Kathy Holmes, vice president and manager in employee benefits for Sander A. Kessler & Associates Inc., is keenly aware of the burden employees face. “The inflation factor is three times higher for health care than earnings over the past 15 years,” she says. “It’s a huge concern and will take a complicated solution to fix the problem.”
Holmes spoke with Smart Business about why health care costs have risen, the best practice to safeguard against higher insurance costs and how changes to an existing plan should be handled with employees.
What are the reasons behind the rising costs of health care?
We’ve summarized what we consider to be the top 10 reasons for the premium increases and rising cost of health care.
- Increased utilization. There has been a dramatic increase in the use of health care services.
- Pricing catch-up. Insurers are seeing pent-up demand by providers for increased payments to compensate for past shortfalls in their budget.
- Expensive disease treatments. People are living longer with chronic diseases.
- Consumer demands. Many Americans feel entitled to unlimited, unrestricted access to any doctor, technology or treatment available.
- Pharmacy advertising campaigns. These raise demand for prescriptions that may be medically unnecessary.
- New technologies. America leads the world in expensive diagnostic and therapeutic procedures.
- New laws and regulations. State and federal governments are increasingly intervening in health care requiring HMO’s and other managed-care carriers to provide specific specialty and ancillary services.
- Overcapacity. Research shows that growth in hospitals and medical specialists lead to an increase in medical services provided.
- Increased lawsuits. Malpractice lawsuits have skyrocketed during the past 20 years.
- Persistent variation. There is a variation in the type of medical services provided in any given region.
What best practices can businesses use to help control health insurance costs?
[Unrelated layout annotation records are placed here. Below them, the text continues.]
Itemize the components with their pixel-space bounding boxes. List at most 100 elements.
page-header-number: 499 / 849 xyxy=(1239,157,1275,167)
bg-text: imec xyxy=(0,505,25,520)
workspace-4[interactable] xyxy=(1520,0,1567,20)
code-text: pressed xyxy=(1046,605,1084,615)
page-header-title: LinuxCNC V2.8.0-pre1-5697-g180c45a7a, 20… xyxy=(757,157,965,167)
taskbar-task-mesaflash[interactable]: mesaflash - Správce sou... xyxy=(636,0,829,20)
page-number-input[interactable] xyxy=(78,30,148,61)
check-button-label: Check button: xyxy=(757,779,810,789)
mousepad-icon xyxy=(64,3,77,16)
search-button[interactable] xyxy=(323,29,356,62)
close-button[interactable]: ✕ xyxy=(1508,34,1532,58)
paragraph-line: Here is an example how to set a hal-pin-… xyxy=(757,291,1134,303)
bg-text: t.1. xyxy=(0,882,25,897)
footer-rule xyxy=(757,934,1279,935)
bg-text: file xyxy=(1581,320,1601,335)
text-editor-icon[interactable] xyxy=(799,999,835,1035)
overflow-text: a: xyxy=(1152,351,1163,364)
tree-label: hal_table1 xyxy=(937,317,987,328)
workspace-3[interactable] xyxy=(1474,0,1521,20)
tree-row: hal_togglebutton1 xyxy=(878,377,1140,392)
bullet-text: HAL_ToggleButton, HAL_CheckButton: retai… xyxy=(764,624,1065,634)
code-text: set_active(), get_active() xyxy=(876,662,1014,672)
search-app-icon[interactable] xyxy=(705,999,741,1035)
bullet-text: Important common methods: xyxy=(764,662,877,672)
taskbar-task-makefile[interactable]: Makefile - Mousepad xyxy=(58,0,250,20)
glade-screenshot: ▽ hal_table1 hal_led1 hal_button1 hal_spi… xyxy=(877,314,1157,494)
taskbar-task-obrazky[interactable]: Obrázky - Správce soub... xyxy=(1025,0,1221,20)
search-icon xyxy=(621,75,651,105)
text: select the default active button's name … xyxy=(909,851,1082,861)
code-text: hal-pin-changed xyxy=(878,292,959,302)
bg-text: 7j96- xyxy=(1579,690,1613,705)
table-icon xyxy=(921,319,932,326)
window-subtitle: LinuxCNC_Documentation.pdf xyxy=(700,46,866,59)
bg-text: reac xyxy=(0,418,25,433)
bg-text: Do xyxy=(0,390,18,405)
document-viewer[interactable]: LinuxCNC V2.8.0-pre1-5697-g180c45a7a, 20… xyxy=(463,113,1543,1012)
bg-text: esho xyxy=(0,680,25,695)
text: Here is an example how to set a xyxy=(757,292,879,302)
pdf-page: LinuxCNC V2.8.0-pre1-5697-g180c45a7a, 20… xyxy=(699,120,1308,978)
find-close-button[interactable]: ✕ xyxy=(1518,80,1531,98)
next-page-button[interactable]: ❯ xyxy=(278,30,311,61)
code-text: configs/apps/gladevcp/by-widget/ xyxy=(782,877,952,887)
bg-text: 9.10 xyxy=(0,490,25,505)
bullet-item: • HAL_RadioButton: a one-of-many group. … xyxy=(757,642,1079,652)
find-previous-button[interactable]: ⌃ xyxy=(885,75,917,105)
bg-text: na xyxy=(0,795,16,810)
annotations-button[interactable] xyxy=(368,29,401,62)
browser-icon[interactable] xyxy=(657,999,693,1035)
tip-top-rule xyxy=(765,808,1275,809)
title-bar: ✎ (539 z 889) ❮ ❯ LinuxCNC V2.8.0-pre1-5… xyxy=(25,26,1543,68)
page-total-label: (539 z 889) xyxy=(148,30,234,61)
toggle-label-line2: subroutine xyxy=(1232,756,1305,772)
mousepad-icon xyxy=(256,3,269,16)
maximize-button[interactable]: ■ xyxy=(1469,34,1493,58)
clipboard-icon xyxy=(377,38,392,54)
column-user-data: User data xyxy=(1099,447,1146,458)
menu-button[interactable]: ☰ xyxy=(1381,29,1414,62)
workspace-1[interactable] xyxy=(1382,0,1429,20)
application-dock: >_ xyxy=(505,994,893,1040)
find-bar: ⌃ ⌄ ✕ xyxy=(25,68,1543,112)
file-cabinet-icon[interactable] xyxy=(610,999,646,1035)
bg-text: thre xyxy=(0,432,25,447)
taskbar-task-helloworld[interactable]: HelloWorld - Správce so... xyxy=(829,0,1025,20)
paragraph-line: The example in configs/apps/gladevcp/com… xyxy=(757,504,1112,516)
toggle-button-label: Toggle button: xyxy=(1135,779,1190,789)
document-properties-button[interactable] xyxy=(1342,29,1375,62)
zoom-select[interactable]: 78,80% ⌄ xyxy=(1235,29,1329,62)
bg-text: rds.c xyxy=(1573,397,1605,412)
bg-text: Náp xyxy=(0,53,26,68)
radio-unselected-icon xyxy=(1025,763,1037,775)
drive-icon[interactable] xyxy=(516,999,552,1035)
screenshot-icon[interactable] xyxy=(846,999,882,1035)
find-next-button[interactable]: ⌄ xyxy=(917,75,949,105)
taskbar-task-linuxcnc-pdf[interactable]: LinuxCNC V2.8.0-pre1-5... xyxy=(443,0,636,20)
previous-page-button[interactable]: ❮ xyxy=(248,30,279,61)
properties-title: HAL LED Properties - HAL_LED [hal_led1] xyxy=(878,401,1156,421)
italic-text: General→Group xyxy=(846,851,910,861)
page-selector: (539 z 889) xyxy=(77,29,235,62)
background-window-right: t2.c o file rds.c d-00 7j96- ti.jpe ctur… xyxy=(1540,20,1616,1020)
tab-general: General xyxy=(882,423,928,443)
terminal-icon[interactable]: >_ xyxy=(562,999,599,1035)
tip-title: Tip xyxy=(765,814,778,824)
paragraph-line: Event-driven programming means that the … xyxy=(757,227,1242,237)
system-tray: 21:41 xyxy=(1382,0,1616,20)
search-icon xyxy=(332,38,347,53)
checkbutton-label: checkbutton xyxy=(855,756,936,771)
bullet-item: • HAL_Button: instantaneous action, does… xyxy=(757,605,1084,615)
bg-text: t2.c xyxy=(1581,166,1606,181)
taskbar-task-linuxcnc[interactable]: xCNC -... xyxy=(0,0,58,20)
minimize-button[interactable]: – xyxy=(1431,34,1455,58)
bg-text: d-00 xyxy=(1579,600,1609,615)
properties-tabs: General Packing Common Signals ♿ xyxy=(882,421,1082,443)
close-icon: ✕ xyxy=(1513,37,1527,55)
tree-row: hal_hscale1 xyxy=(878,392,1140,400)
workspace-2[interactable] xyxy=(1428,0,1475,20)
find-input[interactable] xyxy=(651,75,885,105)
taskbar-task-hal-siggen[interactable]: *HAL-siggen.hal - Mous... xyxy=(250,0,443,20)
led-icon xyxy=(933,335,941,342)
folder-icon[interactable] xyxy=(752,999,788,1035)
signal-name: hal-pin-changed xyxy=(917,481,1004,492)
The best tool is employee education teaching them how to utilize their programs better. Although the insurance companies are paying for the services, it is important to be sensitive that there is a cost related to the services. When those costs go up, or if utilization goes up, then the premium is also going to go up. So primary employee education is the best practice.
What advice would you give to businesses struggling to provide insurance benefits for their employees?
The employer needs to look at benefits and payroll as a total compensation package. They should be projecting into their budget what those costs are going to be and integrating those costs into their future business plans in terms of what they may need to do to increase their income to cover these costs and still remain competitive with like businesses.
How should changes to an existing health plan be conveyed to employees?
We find it very effective to do employee announcement pieces. Typically, these show what the previous program covered, and then side-by-side to that, what the changes are so they have a true understanding of what exactly changed.
Also, have group meetings with employees, as well as one-on-one sessions, so it gives them a better understanding of the plan and how the changes personally affect them. With the group meeting, a representative of the health care provider should be present for legal purposes and to make sure that the benefits are represented accurately.
What are some of the pros and cons of managed care versus fee-for-service?
The pro for managed care is cost containment. This doesn’t sound logical when you look at the costs continuing to increase; however, without managed care there would be much higher increases.
For fee-for-service there is a much greater freedom of choice for the employee to go out and receive care from whichever provider that they please. But there is a higher cost affiliated with it.